In the last layer the shape of W is (128,10) while the shape of b is (10,) (again, 1D).

The shapes of W and b for the successive layers have to flow together from the input shape through to the output shape. This is because we have defined each step as matrix multiplication, where the input and the first hidden layer require coherent shapes, as do the output of the first hidden layer and the input of the second hidden layer, and the output of the last layer with the desired overall output. (60000x784)=>(784x128)=>(128x10)=>(10x1)

Notice that I printed out W and b from each layer only after the training had completed. But with some elbow grease, you could in fact collect those values during each training iteration and watch them evolve. Would be a good TensorFlow brain teaser :slightly_smiling_face:

Let us know?

couple of additional thoughts:

  • By default, Keras prints the layer’s W matrix as kernel instead of weights even though the variable’s name in the Layer class is layer.weights. :man_shrugging:

  • This is a simple, but real model. You can run it and get around 99% accuracy. Probably don’t need to use the entire 60K for training, but I was lazy and didn’t split it out.

  • The little model you typed in had 15 in the last Dense layer. Since this question originated with digit recognition, that would likely need to be 10, right?

So I get this about the number of parameters at each layer, I havent looked at the code yet but what I was trying to understand is, after the training gets done during inference how is the vector W and b used? Since during training we are trying to find W and B so when doing inference when we are trying to predict, what size if W and B is considered. So basically trying to understand what happens during inference?

At inference you run the entire network. The size of W and b at each layer are the same during inference as they were during training. That’s the point of the training, right? To learn the values of the W and b at each layer.

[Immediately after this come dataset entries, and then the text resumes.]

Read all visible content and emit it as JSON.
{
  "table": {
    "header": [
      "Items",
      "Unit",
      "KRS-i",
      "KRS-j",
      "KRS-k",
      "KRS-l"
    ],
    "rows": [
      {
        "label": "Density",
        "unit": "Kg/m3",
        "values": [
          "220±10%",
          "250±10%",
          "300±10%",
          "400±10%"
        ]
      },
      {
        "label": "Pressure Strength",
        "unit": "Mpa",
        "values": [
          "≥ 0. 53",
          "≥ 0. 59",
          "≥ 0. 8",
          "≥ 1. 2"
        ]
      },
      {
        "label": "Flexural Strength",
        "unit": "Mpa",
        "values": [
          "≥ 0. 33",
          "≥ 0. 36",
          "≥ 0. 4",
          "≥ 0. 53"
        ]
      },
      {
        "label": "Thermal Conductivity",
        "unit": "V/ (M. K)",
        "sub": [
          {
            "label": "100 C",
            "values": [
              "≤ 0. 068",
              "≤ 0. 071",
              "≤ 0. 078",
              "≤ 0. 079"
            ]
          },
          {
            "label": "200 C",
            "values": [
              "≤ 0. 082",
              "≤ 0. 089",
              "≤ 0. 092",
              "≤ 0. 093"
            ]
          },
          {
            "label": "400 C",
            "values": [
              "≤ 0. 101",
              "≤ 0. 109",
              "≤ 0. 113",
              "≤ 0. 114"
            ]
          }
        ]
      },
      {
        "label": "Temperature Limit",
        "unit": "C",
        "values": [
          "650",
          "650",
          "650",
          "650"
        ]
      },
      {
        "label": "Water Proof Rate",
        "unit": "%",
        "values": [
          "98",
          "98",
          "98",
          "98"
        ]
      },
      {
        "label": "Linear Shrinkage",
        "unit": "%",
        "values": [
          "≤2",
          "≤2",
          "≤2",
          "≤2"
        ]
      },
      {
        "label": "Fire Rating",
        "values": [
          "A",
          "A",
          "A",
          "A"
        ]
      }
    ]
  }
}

ohh ok, that clarifies. I was assuming that at inference you just take the value of W and B and find the prediction somehow w/o running through the entire network.

So complex models with multiple layers would increase the inference times correct?

The neural network is set of operations that mathematically transforms the input(s) into the output(s). The more complex the network, the more parameters, the more computations to perform, the more expensive both the training and the inference become. In application design there is a concept of ‘minimum viable capability’, which means don’t build features the customer doesn’t need. Same holds for neural net design. Add enough model architecture complexity to achieve the needed accuracy, but no more.